EMPOWERING WOMEN SOCIALLY AND ECONOMICALLY

The Art of Living Foundation’s programmes provide a solid foundation that nurtures the inner strength, creativity and self-esteem of women from all walks of life.

With this base established well, women are able to go out into the world, prepared to handle any challenge with skills, confidence and grace. They come to the forefront, where they become agents of peace and positive social change for themselves, their families, other women and their society.

How we work:

Art of Living founder Sri Sri Ravi Shankar has inspired numerous initiatives to uplift and create opportunities for women, especially in rural ar­eas. He has initiated mass campaigns against female foeticide. With female literacy rates abysmally low in some parts of the world, the Art of Living rural schools encourage parents to send girl children to school. At one such school on the outskirts of Bangalore city, 46% of the children are girls, with the numbers rising every year.

Women are given vocational training to reduce econom­ic dependencies, and are given free homes registered in their names. Health education for women covers nutrition, hygiene and disease prevention, while self-development courses help to instil inner confidence.

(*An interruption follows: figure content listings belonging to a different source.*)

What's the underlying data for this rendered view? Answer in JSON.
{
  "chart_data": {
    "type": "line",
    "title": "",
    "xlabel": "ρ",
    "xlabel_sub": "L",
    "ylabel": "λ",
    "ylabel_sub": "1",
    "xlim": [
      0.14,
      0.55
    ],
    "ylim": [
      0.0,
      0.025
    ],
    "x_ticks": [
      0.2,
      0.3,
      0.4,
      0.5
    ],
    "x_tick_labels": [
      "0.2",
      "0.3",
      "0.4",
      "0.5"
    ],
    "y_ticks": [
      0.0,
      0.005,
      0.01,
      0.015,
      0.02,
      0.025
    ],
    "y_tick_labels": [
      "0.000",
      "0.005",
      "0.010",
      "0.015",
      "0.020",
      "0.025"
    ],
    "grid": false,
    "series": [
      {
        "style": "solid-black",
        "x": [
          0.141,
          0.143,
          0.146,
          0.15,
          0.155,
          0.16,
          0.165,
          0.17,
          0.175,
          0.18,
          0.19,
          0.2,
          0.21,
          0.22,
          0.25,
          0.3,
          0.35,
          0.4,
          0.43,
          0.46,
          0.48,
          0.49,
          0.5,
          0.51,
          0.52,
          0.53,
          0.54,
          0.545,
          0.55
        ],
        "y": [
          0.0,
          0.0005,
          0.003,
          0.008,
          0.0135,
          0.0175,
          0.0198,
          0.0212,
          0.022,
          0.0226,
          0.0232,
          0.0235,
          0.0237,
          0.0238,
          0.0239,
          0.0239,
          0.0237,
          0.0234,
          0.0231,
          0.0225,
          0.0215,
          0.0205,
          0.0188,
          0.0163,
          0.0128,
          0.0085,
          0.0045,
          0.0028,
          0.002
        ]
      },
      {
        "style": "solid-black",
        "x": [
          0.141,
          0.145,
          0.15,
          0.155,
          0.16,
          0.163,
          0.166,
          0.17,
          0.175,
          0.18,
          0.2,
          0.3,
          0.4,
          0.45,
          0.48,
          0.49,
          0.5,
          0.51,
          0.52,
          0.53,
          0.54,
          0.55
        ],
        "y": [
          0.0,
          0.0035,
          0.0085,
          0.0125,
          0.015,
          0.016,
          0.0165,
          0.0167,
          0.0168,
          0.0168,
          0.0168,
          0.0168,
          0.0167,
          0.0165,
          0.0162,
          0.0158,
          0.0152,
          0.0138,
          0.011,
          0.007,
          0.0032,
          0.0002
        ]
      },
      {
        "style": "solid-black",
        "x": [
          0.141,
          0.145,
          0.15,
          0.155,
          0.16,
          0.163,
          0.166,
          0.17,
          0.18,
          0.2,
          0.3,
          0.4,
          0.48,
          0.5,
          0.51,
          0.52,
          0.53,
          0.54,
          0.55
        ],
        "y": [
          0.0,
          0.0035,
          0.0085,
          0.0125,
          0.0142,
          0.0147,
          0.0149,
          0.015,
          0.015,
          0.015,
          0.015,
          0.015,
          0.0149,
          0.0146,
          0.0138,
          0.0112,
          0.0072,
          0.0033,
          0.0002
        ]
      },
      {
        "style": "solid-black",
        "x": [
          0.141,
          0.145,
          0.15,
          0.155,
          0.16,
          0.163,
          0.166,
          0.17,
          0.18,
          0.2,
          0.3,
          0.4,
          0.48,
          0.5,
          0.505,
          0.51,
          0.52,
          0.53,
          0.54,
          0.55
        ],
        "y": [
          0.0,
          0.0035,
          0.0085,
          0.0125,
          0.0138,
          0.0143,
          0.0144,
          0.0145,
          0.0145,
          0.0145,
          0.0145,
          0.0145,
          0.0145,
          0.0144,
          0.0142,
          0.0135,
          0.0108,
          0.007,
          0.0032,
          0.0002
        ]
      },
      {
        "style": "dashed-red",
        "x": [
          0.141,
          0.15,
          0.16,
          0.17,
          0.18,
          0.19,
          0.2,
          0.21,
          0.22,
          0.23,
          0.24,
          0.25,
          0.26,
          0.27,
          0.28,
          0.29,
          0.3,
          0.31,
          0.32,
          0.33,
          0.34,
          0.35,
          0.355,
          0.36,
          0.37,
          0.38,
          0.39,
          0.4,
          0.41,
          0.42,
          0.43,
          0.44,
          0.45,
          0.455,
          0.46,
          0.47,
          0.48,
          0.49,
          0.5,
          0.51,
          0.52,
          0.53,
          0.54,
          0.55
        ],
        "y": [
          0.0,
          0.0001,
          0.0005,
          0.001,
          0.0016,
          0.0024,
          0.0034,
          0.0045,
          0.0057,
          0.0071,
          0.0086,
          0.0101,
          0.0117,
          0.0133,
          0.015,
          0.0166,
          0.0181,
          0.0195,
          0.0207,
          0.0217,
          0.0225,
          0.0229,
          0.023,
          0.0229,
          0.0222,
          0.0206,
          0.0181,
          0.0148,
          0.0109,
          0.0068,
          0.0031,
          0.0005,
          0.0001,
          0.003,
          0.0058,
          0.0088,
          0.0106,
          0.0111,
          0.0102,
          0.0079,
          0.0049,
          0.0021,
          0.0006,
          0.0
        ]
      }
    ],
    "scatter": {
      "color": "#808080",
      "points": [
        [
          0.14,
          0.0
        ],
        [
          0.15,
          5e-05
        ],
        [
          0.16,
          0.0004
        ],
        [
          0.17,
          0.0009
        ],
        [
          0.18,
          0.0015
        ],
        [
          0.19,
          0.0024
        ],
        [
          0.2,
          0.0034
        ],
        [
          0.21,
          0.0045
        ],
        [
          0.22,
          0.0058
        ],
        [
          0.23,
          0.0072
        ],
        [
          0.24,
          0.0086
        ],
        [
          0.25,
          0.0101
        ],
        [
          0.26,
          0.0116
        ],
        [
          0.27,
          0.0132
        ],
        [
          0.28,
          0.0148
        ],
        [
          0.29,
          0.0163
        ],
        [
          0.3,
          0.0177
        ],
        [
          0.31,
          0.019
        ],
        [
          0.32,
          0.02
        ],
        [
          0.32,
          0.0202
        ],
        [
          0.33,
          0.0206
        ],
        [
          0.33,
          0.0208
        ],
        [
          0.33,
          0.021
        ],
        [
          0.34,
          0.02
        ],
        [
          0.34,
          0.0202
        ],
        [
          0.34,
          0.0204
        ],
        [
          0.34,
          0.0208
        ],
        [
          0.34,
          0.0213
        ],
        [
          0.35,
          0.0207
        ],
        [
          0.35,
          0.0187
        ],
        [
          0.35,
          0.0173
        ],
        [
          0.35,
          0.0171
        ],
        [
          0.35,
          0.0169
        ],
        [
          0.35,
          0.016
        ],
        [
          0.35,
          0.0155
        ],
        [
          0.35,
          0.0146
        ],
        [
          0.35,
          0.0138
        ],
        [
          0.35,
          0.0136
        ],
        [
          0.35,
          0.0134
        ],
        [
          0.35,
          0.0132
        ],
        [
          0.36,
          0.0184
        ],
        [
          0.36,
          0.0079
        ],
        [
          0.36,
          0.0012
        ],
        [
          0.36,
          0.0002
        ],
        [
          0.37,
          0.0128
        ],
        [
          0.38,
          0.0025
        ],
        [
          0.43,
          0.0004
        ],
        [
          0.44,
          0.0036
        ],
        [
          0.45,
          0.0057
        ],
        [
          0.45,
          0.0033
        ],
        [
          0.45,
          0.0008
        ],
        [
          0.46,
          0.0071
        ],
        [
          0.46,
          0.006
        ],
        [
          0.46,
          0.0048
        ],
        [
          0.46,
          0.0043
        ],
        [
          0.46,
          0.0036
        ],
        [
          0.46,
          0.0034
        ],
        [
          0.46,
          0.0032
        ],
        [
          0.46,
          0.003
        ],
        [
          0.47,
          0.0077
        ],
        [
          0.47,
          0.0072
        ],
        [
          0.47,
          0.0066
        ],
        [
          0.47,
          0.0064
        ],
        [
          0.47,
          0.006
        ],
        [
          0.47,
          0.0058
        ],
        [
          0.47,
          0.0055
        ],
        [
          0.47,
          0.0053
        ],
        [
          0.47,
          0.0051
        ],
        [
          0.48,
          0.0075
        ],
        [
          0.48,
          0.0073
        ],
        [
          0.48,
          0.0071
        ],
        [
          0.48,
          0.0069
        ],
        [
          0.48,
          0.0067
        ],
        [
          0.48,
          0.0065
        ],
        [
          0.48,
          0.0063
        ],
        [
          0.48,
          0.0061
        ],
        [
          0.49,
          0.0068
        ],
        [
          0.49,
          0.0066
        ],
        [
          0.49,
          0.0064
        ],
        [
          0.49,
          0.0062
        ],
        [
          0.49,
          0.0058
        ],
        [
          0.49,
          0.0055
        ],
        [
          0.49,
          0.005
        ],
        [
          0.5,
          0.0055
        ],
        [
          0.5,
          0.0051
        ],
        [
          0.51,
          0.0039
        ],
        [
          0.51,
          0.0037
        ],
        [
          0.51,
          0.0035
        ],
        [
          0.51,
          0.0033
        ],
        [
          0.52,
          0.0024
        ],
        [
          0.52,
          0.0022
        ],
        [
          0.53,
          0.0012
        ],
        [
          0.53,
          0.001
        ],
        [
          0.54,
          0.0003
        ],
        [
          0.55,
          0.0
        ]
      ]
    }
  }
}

The Art of Living has expressed its commitment to women’s empowerment on three levels: first-generation education of girls in deprived rural communities and counteracting prejudices against girls and their education; providing vocational training for women in poverty-stricken regions, enabling them to become economically independent; organising a series of International Women’s Conferences (IWC) to inspire women leaders and raise awareness of women’s issues.



Supporting the girl-child

The Art of Living is working in collaboration with the United Nations Population Fund to educate people against the heinous practice of sex selection and female foeticide in India. This resulted in a conference ‘Faith in Action Against Sex Selection - India’s Missing Daughters’ in New Delhi, India in November 2005 to address the issue of female foeticide and the alarming imbalance in India’s sex ratio. Over 36 religious and spiritual leaders, representatives from the government, civil society and the media participated in this event. As a follow-up to a resolve taken at this conference, volunteers have been organising marches to create awareness about the issue in the affected states. One recent march covered 17 stations in six districts of Punjab, one of worst affected states in the country with a heavily skewed sex ratio of 798 girls per 1,000 boys.

The Euro a Day program (click here to donate http://euro-a-day.de/), also supports specifically girls’ education  in rural areas.

 

Vocational Training

One landmark initiative that has empowered hundreds of rural women is the VISTA India (Value Integrated Services to All) project. Started in 1985 near Bangalore, India, to empower illiterate, emotionally abused and sick women, it provides vocational training in sewing and embroidery to over 200 women at a time. In addition, they are also taught basic literacy skills and aspects of health and hygiene. After training, many take up employment with the local garment industry while others work from their homes to augment income for the house. More than 2,000 women from 30 different villages have been trained trough this programme.